Vermeintliche Ortsabwesenheit

Entscheidungstext

IM NAMEN DER REPUBLIK

Das Bundesfinanzgericht hat durch den Richter R über die Beschwerde des ***Bf2***, ***Bf1-Adr*** vom , gegen die Vollstreckungsverfügung des Magistrates der Stadt Wien, Magistratsabteilung 6, vom , Zl. MA67/206700941613/2020, in Zusammenhang mit einer Verwaltungsübertretung gemäß § 5 Abs. 2 Parkometerabgabeverordnung iVm § 4 Abs. 1 Parkometergesetz 2006, zu Recht erkannt:

Gemäß § 50 Verwaltungsgerichtsverfahrensgesetz (VwGVG) wird die Beschwerde als unbegründet abgewiesen und die angefochtene Vollstreckungsverfügung bestätigt.

Eine Revision durch die beschwerdeführende Partei wegen Verletzung in Rechten nach Art. 133 Abs. 6 Z 1 B-VG ist gemäß § 25a Abs. 4 VwGG kraft Gesetzes nicht zulässig.

Gegen diese Entscheidung ist gemäß Art. 133 Abs. 4 B-VG eine ordentliche Revision durch die belangte Behörde nach Art. 133 Abs. 6 Z 2 B-VG nicht zulässig.

Entscheidungsgründe

Dem Beschwerdeführer (Bf) werden Verstöße gegen § 5 Abs. 2 (Wiener) Parkometerabgabeverordnung, iVm § 4 Abs. 1 Parkometergesetz 2006 (Abstellen des mehrspurigen Kraftfahrzeuges mit dem Kennzeichen ***1*** in einer gebührenpflichtigen Kurzparkzone) vorgeworfen - im Verfahren MA67/206700920452/2020 am um 19:18 Uhr in Wien 9., Bleichergasse 11; im Verfahren MA67/206700941613/2020 am um 21:39 Uhr in Wien 6., Gumpendorfer Straße 151. Dafür wurden von der belangten Behörde mit Strafverfügungen vom Strafen von je 60 € verhängt.

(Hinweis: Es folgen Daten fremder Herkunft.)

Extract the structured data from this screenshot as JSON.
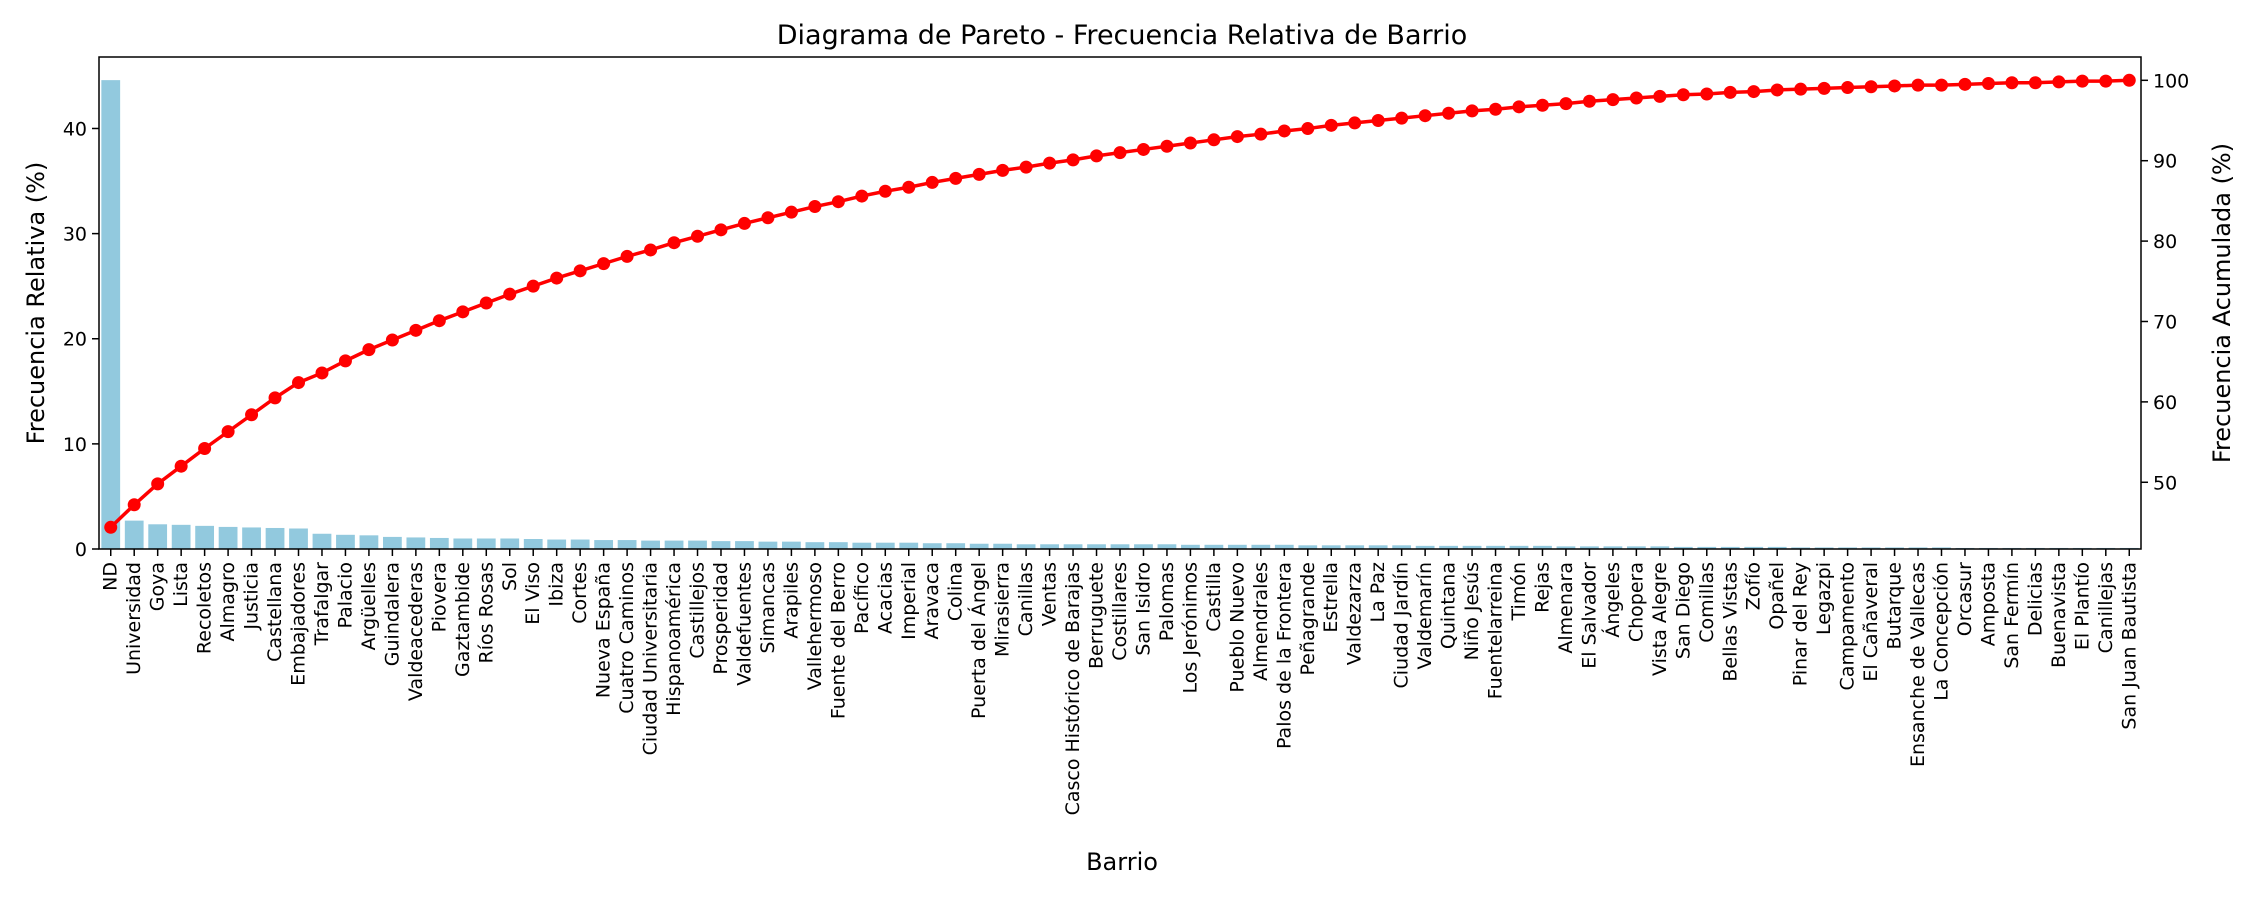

Aufgrund von Zustellschwierigkeiten - der Bf meldet sich häufig ortsabwesend - wurde vom Erhebungs- und Vollstreckungsdienst am festgestellt, dass der Bf an seiner Meldeadresse in der ***Bf1-Adr*** weiterhin bekannt und wohnhaft sei. Ein weiteres Erhebungsersuchen vom wurde vom Erhebungs- und Vollstreckungsdienst am dahingehend beantwortet, dass der Hausbriefkasten ausgehoben werde. Bei der Erhebung am habe durch Befragen anderer Hausbewohner festgestellt werden können, dass der Bf an der Meldeadresse weiterhin wohnhaft und aufhältig sei, zuletzt vor drei Wochen gesehen wurde und sich auch immer wieder bei Freunden "am Land" aufhalte. Am sei eine Hinterlegungsanzeige zugestellt worden, von der er Kenntnis erlangt habe, weil er per Mail darauf geantwortet habe, er sei bis ortsabwesend.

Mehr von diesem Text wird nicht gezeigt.